Capello plans to start with Cole after illness puts Milner in doubt
Time running out for midfielder to recover from stomach bug ahead of England's opening game tomorrow
Friday 11 June 2010
Fabio Capello will decide today whether James Milner is fit enough to be in contention for selection against the United States in England's World Cup opener tomorrow, a stomach bug having forced the Aston Villa midfielder to miss the last three days of training.
Milner's chances of playing tomorrow are thought to have been severely reduced even if he is fit enough to join in the final training session tonight at the Rustenburg stadium where England will face the US tomorrow. If he misses that session it will eliminate the need for Capello to choose between Joe Cole and Milner, one of the major selection decisions awaiting the manager on the morning of the match.
Milner has been kept apart from the squad and has not been on the safari trip or either of the golf excursions, the second of which took some of the players to the Lost City golf course in Sun City yesterday afternoon. He has suffered from a stomach virus that has meant he has lost some weight but he was understood to be feeling much better yesterday.
Although Capello claimed in a radio interview yesterday that he already had the team he expects to play against the US in his mind, those in his camp say that he is still turning over a number of options. The 4-4-2 formation with Steven Gerrard and Frank Lampard in the centre remains the favoured option. The less likely 4-2-3-1 would probably require a fit Milner to play alongside Lampard as one of the two holding players.
The players had a relaxed day yesterday with no team meeting and a lot of free time at their disposal. Today they will get to see the 42,000-capacity Rustenburg stadium just a few miles from their Royal Bafokeng training base.
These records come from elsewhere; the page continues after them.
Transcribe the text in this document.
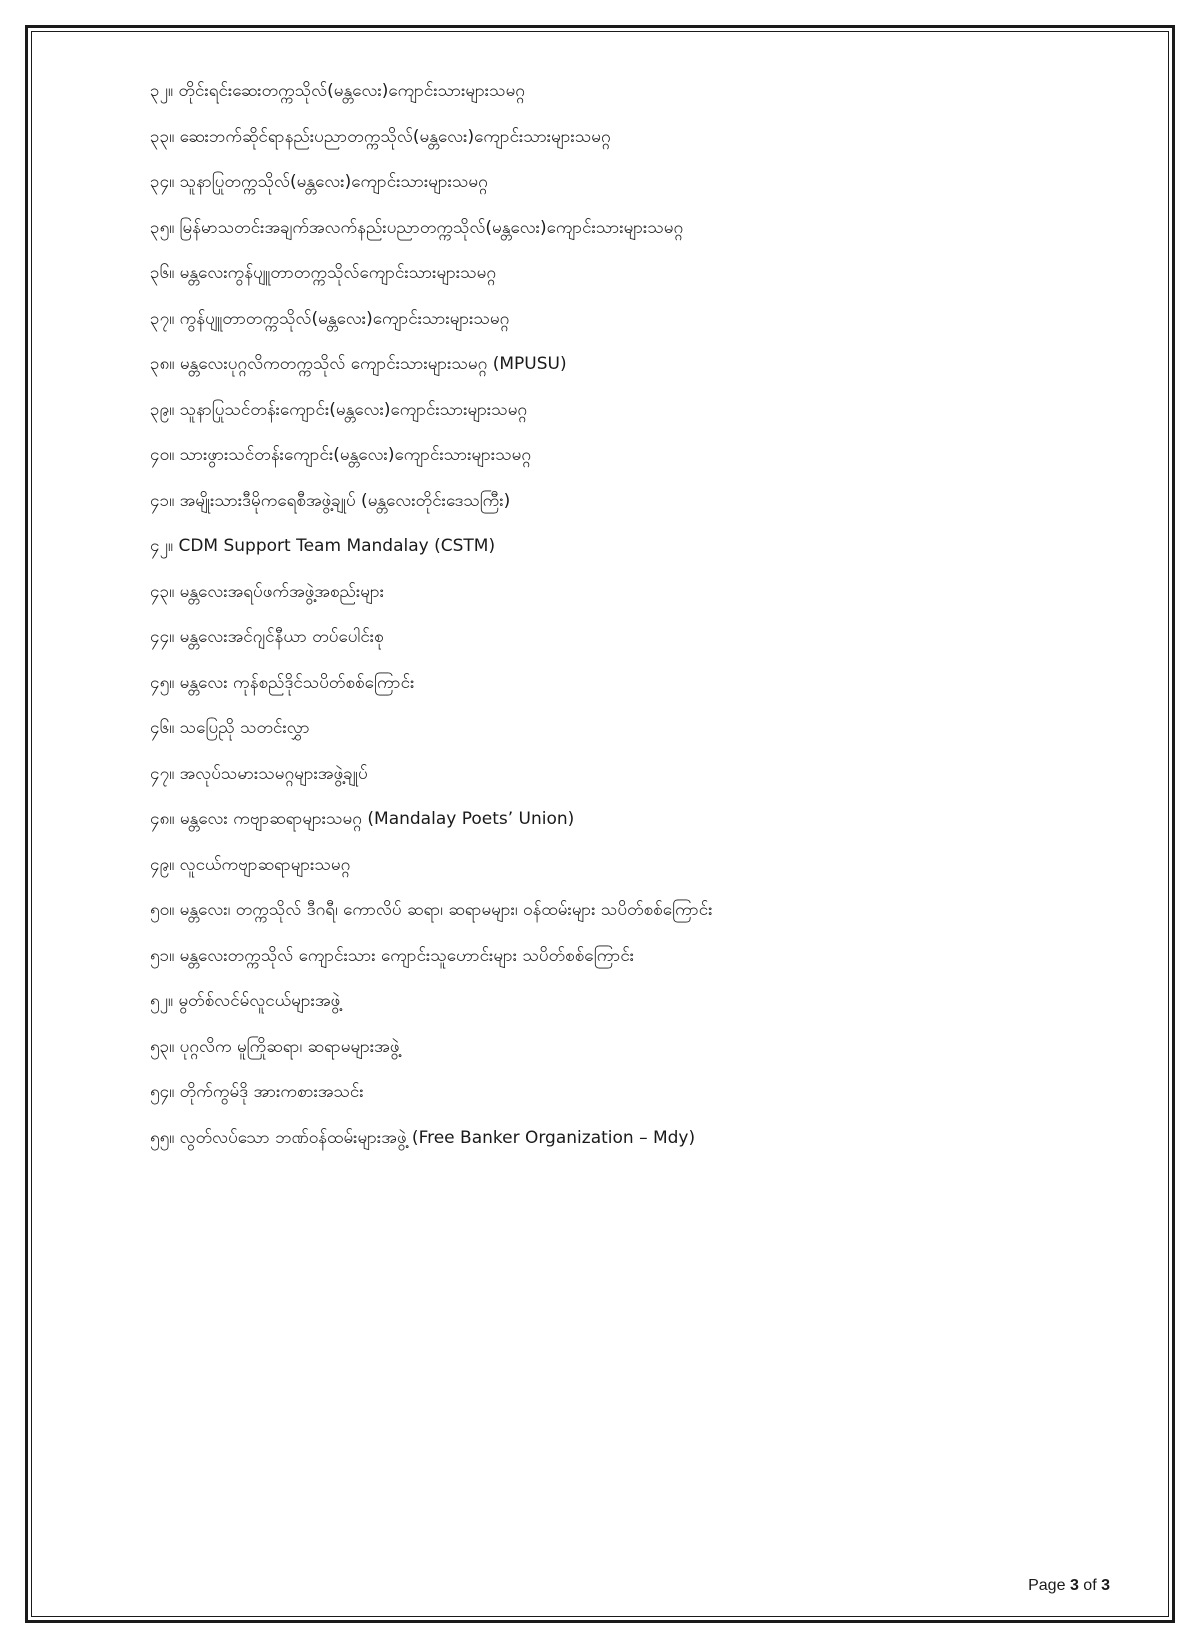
၃၂။ တိုင်းရင်းဆေးတက္ကသိုလ်(မန္တလေး)ကျောင်းသားများသမဂ္ဂ
၃၃။ ဆေးဘက်ဆိုင်ရာနည်းပညာတက္ကသိုလ်(မန္တလေး)ကျောင်းသားများသမဂ္ဂ
၃၄။ သူနာပြုတက္ကသိုလ်(မန္တလေး)ကျောင်းသားများသမဂ္ဂ
၃၅။ မြန်မာသတင်းအချက်အလက်နည်းပညာတက္ကသိုလ်(မန္တလေး)ကျောင်းသားများသမဂ္ဂ
၃၆။ မန္တလေးကွန်ပျူတာတက္ကသိုလ်ကျောင်းသားများသမဂ္ဂ
၃၇။ ကွန်ပျူတာတက္ကသိုလ်(မန္တလေး)ကျောင်းသားများသမဂ္ဂ
၃၈။ မန္တလေးပုဂ္ဂလိကတက္ကသိုလ် ကျောင်းသားများသမဂ္ဂ (MPUSU)
၃၉။ သူနာပြုသင်တန်းကျောင်း(မန္တလေး)ကျောင်းသားများသမဂ္ဂ
၄၀။ သားဖွားသင်တန်းကျောင်း(မန္တလေး)ကျောင်းသားများသမဂ္ဂ
၄၁။ အမျိုးသားဒီမိုကရေစီအဖွဲ့ချုပ် (မန္တလေးတိုင်းဒေသကြီး)
၄၂။ CDM Support Team Mandalay (CSTM)
၄၃။ မန္တလေးအရပ်ဖက်အဖွဲ့အစည်းများ
၄၄။ မန္တလေးအင်ဂျင်နီယာ တပ်ပေါင်းစု
၄၅။ မန္တလေး ကုန်စည်ဒိုင်သပိတ်စစ်ကြောင်း
၄၆။ သပြေညို သတင်းလွှာ
၄၇။ အလုပ်သမားသမဂ္ဂများအဖွဲ့ချုပ်
၄၈။ မန္တလေး ကဗျာဆရာများသမဂ္ဂ (Mandalay Poets’ Union)
၄၉။ လူငယ်ကဗျာဆရာများသမဂ္ဂ
၅၀။ မန္တလေး၊ တက္ကသိုလ် ဒီဂရီ၊ ကောလိပ် ဆရာ၊ ဆရာမများ၊ ဝန်ထမ်းများ သပိတ်စစ်ကြောင်း
၅၁။ မန္တလေးတက္ကသိုလ် ကျောင်းသား ကျောင်းသူဟောင်းများ သပိတ်စစ်ကြောင်း
၅၂။ မွတ်စ်လင်မ်လူငယ်များအဖွဲ့
၅၃။ ပုဂ္ဂလိက မူကြိုဆရာ၊ ဆရာမများအဖွဲ့
၅၄။ တိုက်ကွမ်ဒို အားကစားအသင်း
၅၅။ လွတ်လပ်သော ဘဏ်ဝန်ထမ်းများအဖွဲ့ (Free Banker Organization – Mdy)
Page 3 of 3
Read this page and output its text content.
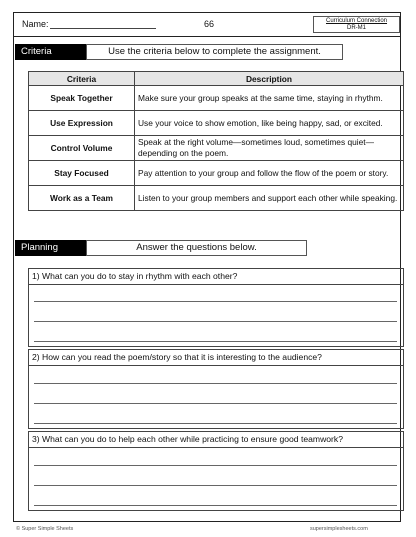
Name:	66	Curriculum Connection
DR-M1
Criteria	Use the criteria below to complete the assignment.
Criteria	Description
Speak Together	Make sure your group speaks at the same time, staying in rhythm.
Use Expression	Use your voice to show emotion, like being happy, sad, or excited.
Control Volume	Speak at the right volume—sometimes loud, sometimes quiet—depending on the poem.
Stay Focused	Pay attention to your group and follow the flow of the poem or story.
Work as a Team	Listen to your group members and support each other while speaking.
Planning	Answer the questions below.
1) What can you do to stay in rhythm with each other?
2) How can you read the poem/story so that it is interesting to the audience?
3) What can you do to help each other while practicing to ensure good teamwork?
© Super Simple Sheets	supersimplesheets.com
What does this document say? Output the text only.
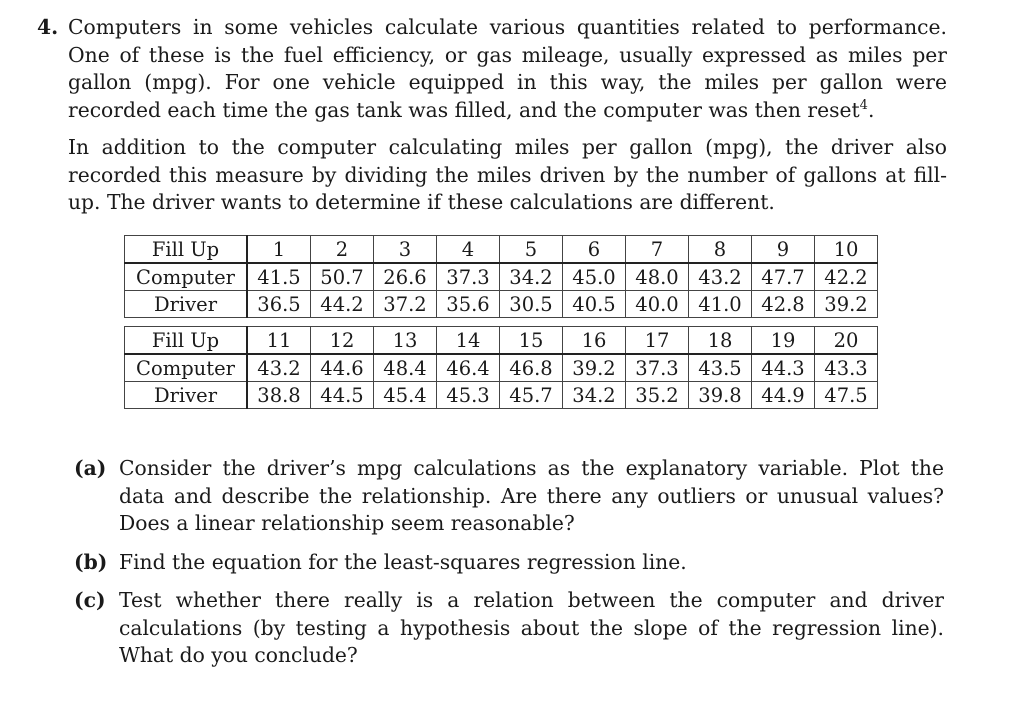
4. Computers in some vehicles calculate various quantities related to performance. One of these is the fuel efficiency, or gas mileage, usually expressed as miles per gallon (mpg). For one vehicle equipped in this way, the miles per gallon were recorded each time the gas tank was filled, and the computer was then reset$^4$.

In addition to the computer calculating miles per gallon (mpg), the driver also recorded this measure by dividing the miles driven by the number of gallons at fill-up. The driver wants to determine if these calculations are different.

Fill Up	1	2	3	4	5	6	7	8	9	10
Computer	41.5	50.7	26.6	37.3	34.2	45.0	48.0	43.2	47.7	42.2
Driver	36.5	44.2	37.2	35.6	30.5	40.5	40.0	41.0	42.8	39.2
Fill Up	11	12	13	14	15	16	17	18	19	20
Computer	43.2	44.6	48.4	46.4	46.8	39.2	37.3	43.5	44.3	43.3
Driver	38.8	44.5	45.4	45.3	45.7	34.2	35.2	39.8	44.9	47.5
(a) Consider the driver’s mpg calculations as the explanatory variable. Plot the data and describe the relationship. Are there any outliers or unusual values? Does a linear relationship seem reasonable?
(b) Find the equation for the least-squares regression line.
(c) Test whether there really is a relation between the computer and driver calculations (by testing a hypothesis about the slope of the regression line). What do you conclude?
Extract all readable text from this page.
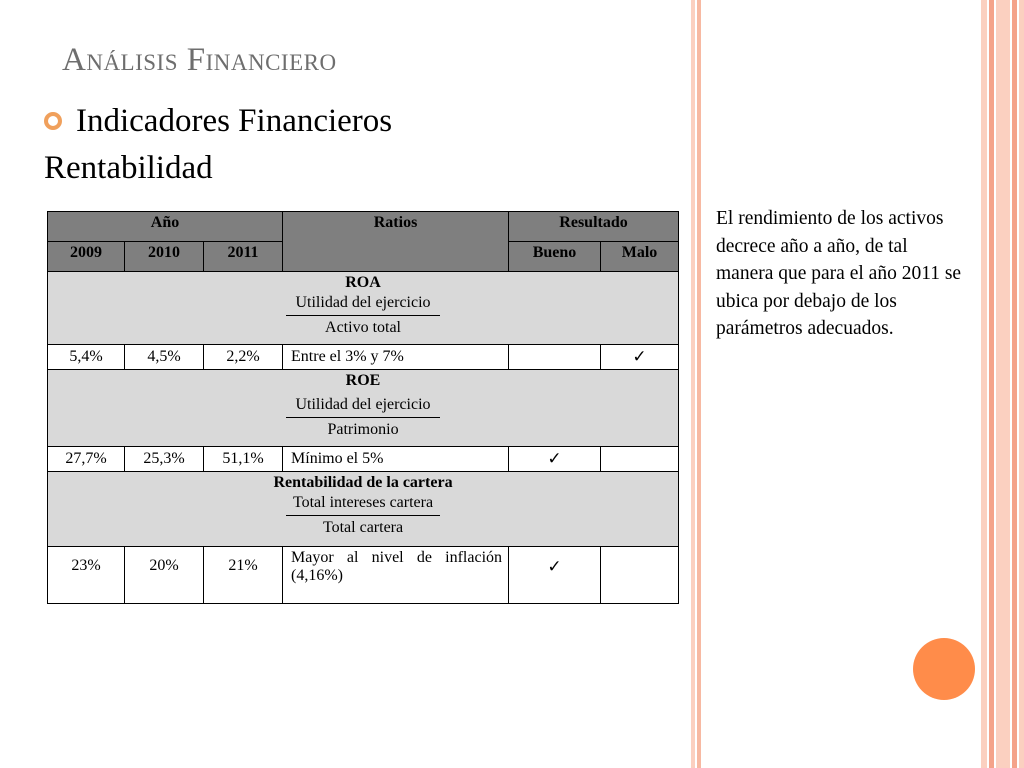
Análisis Financiero
Indicadores Financieros
Rentabilidad
Año			Ratios	Resultado	
2009	2010	2011		Bueno	Malo

ROA
Utilidad del ejercicio
Activo total					

5,4%	4,5%	2,2%	Entre el 3% y 7%		✓

ROE
Utilidad del ejercicio
Patrimonio					

27,7%	25,3%	51,1%	Mínimo el 5%	✓	

Rentabilidad de la cartera
Total intereses cartera
Total cartera					

23%	20%	21%	Mayor al nivel de inflación (4,16%)	✓	

El rendimiento de los activos decrece año a año, de tal manera que para el año 2011 se ubica por debajo de los parámetros adecuados.
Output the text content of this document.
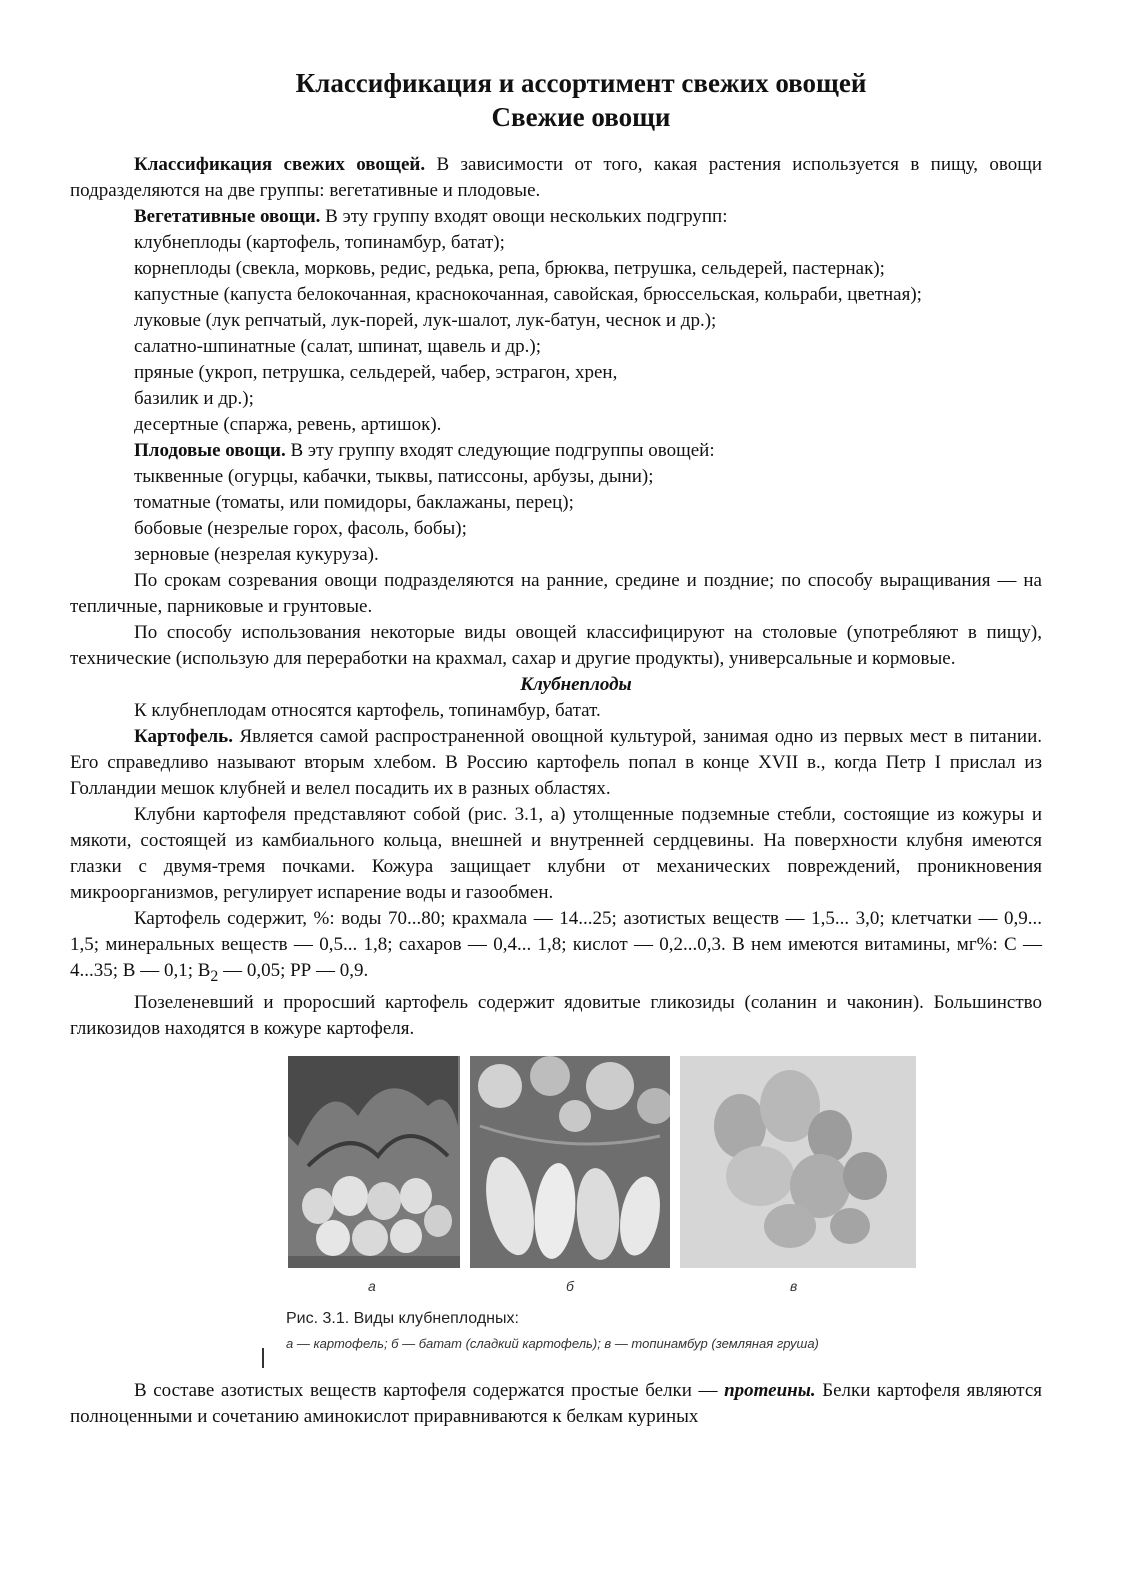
Классификация и ассортимент свежих овощей
Свежие овощи

Классификация свежих овощей. В зависимости от того, какая растения используется в пищу, овощи подразделяются на две группы: вегетативные и плодовые.

Вегетативные овощи. В эту группу входят овощи нескольких подгрупп:

клубнеплоды (картофель, топинамбур, батат);

корнеплоды (свекла, морковь, редис, редька, репа, брюква, петрушка, сельдерей, пастернак);

капустные (капуста белокочанная, краснокочанная, савойская, брюссельская, кольраби, цветная);

луковые (лук репчатый, лук-порей, лук-шалот, лук-батун, чеснок и др.);

салатно-шпинатные (салат, шпинат, щавель и др.);

пряные (укроп, петрушка, сельдерей, чабер, эстрагон, хрен,

базилик и др.);

десертные (спаржа, ревень, артишок).

Плодовые овощи. В эту группу входят следующие подгруппы овощей:

тыквенные (огурцы, кабачки, тыквы, патиссоны, арбузы, дыни);

томатные (томаты, или помидоры, баклажаны, перец);

бобовые (незрелые горох, фасоль, бобы);

зерновые (незрелая кукуруза).

По срокам созревания овощи подразделяются на ранние, средине и поздние; по способу выращивания — на тепличные, парниковые и грунтовые.

По способу использования некоторые виды овощей классифицируют на столовые (употребляют в пищу), технические (использую для переработки на крахмал, сахар и другие продукты), универсальные и кормовые.

Клубнеплоды

К клубнеплодам относятся картофель, топинамбур, батат.

Картофель. Является самой распространенной овощной культурой, занимая одно из первых мест в питании. Его справедливо называют вторым хлебом. В Россию картофель попал в конце XVII в., когда Петр I прислал из Голландии мешок клубней и велел посадить их в разных областях.

Клубни картофеля представляют собой (рис. 3.1, а) утолщенные подземные стебли, состоящие из кожуры и мякоти, состоящей из камбиального кольца, внешней и внутренней сердцевины. На поверхности клубня имеются глазки с двумя-тремя почками. Кожура защищает клубни от механических повреждений, проникновения микроорганизмов, регулирует испарение воды и газообмен.

Картофель содержит, %: воды 70...80; крахмала — 14...25; азотистых веществ — 1,5... 3,0; клетчатки — 0,9... 1,5; минеральных веществ — 0,5... 1,8; сахаров — 0,4... 1,8; кислот — 0,2...0,3. В нем имеются витамины, мг%: С — 4...35; В — 0,1; $В_2$ — 0,05; РР — 0,9.

Позеленевший и проросший картофель содержит ядовитые гликозиды (соланин и чаконин). Большинство гликозидов находятся в кожуре картофеля.

а	б	в
Рис. 3.1. Виды клубнеплодных:
а — картофель; б — батат (сладкий картофель); в — топинамбур (земляная груша)

В составе азотистых веществ картофеля содержатся простые белки — протеины. Белки картофеля являются полноценными и сочетанию аминокислот приравниваются к белкам куриных
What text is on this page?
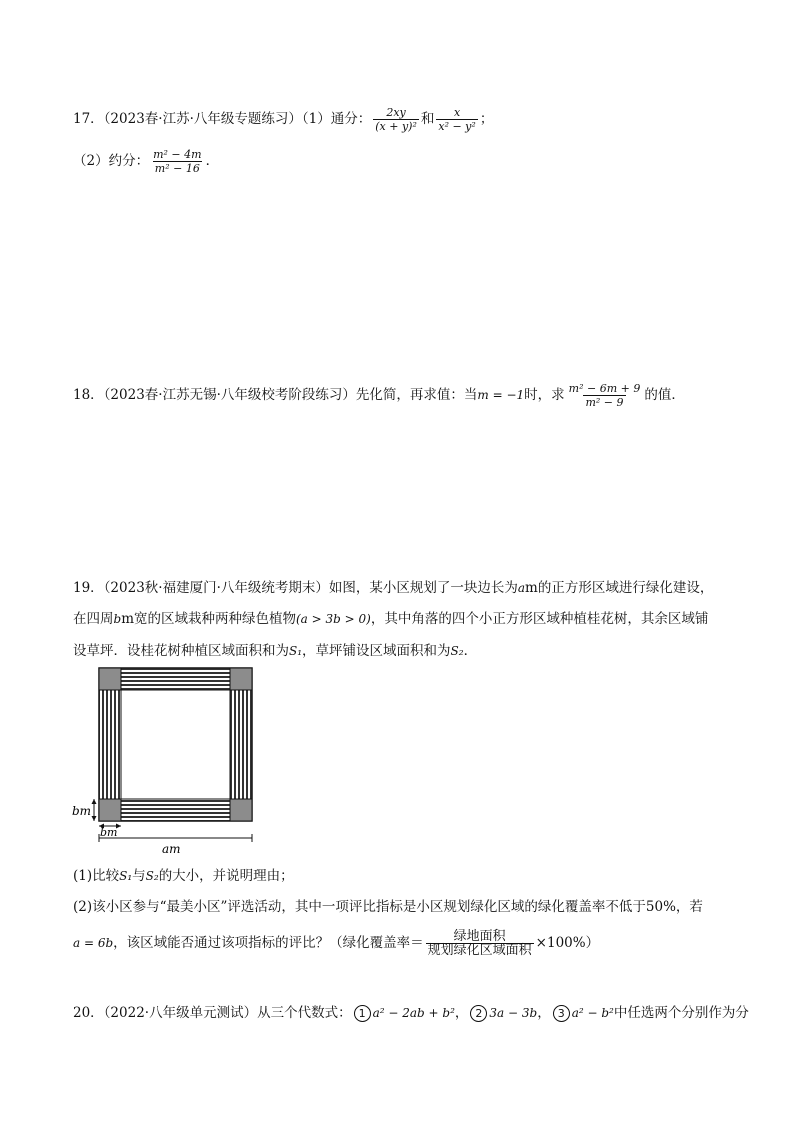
17．（2023春·江苏·八年级专题练习）（1）通分： $\frac{2xy}{\text{(x + y)²}}$ 和 $\frac{x}{\text{x² − y²}}$ ；
（2）约分： $\frac{\text{m² − 4m}}{\text{m² − 16}}$ ．
18．（2023春·江苏无锡·八年级校考阶段练习）先化简，再求值：当m = −1时，求 $\frac{\text{m² − 6m + 9}}{\text{m² − 9}}$ 的值．
19．（2023秋·福建厦门·八年级统考期末）如图，某小区规划了一块边长为am的正方形区域进行绿化建设，
在四周bm宽的区域栽种两种绿色植物(a > 3b > 0)，其中角落的四个小正方形区域种植桂花树，其余区域铺
设草坪．设桂花树种植区域面积和为S₁，草坪铺设区域面积和为S₂．
bm
bm
am
(1)比较S₁与S₂的大小，并说明理由；
(2)该小区参与“最美小区”评选活动，其中一项评比指标是小区规划绿化区域的绿化覆盖率不低于50%，若
a = 6b，该区域能否通过该项指标的评比？（绿化覆盖率＝ $\frac{\text{绿地面积}}{\text{规划绿化区域面积}} \times 100\%$）
20．（2022·八年级单元测试）从三个代数式： 1 a² − 2ab + b²， 2 3a − 3b， 3 a² − b²中任选两个分别作为分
Capello has also begun studying DVDs of the US team in preparation for making his final selection on team and tactics.
Having despaired of them on the night, Capello defended his players for their indifferent performance against the Platinum Stars on Monday. "In the last games we played I was upset because I didn't see that spirit on the pitch," he said. "But I understand the players because they saw on television that a lot of players were being injured in the friendly games. For this reason I think they missed tackles and got the ball back slowly. It was like soft training and I don't like that too much.
"With training here in our camp I saw everything in the training I wanted to see. We've improved from when we started in Austria [the pre-tournament training camp that began on 17 May] and we have improved a lot here. I'm sure that the game they will play versus the US they will be in a perfect situation physically and psychologically."
In the aftermath of Capello's outburst at photographers on Wednesday, the England manager said that there was nothing wrong with his state of mind. He said: "I'm relaxed. But I understand the pressure. In every moment we walk around and can see the security and the journalists. When we move on from here to go for golf or a safari we need police, a lot of police. It's a different moment.
"I can understand that it is a really, really important moment for football, important for the country. I hear the pressure and expectation from the fans. That is really important."
The Football Federation of Australia announced yesterday that it would concentrate its efforts on bidding for the 2022 World Cup instead of the 2018 tournament for which England is a contender.
Because both tournament venues are being selected in December, bidding nations were initially obliged to officially bid for both but it is has long been an open secret that Australia was targeting 2022. The 2018 World Cup finals will be staged in Europe with England's only remaining rivals the bids from Holland/Belgium; Spain/Portugal and Russia.
The Fifa president Sepp Blatter, 74, who has served since 1998, announced yesterday that he would stand for election for another four-year term. He is expected to run without a serious opponent.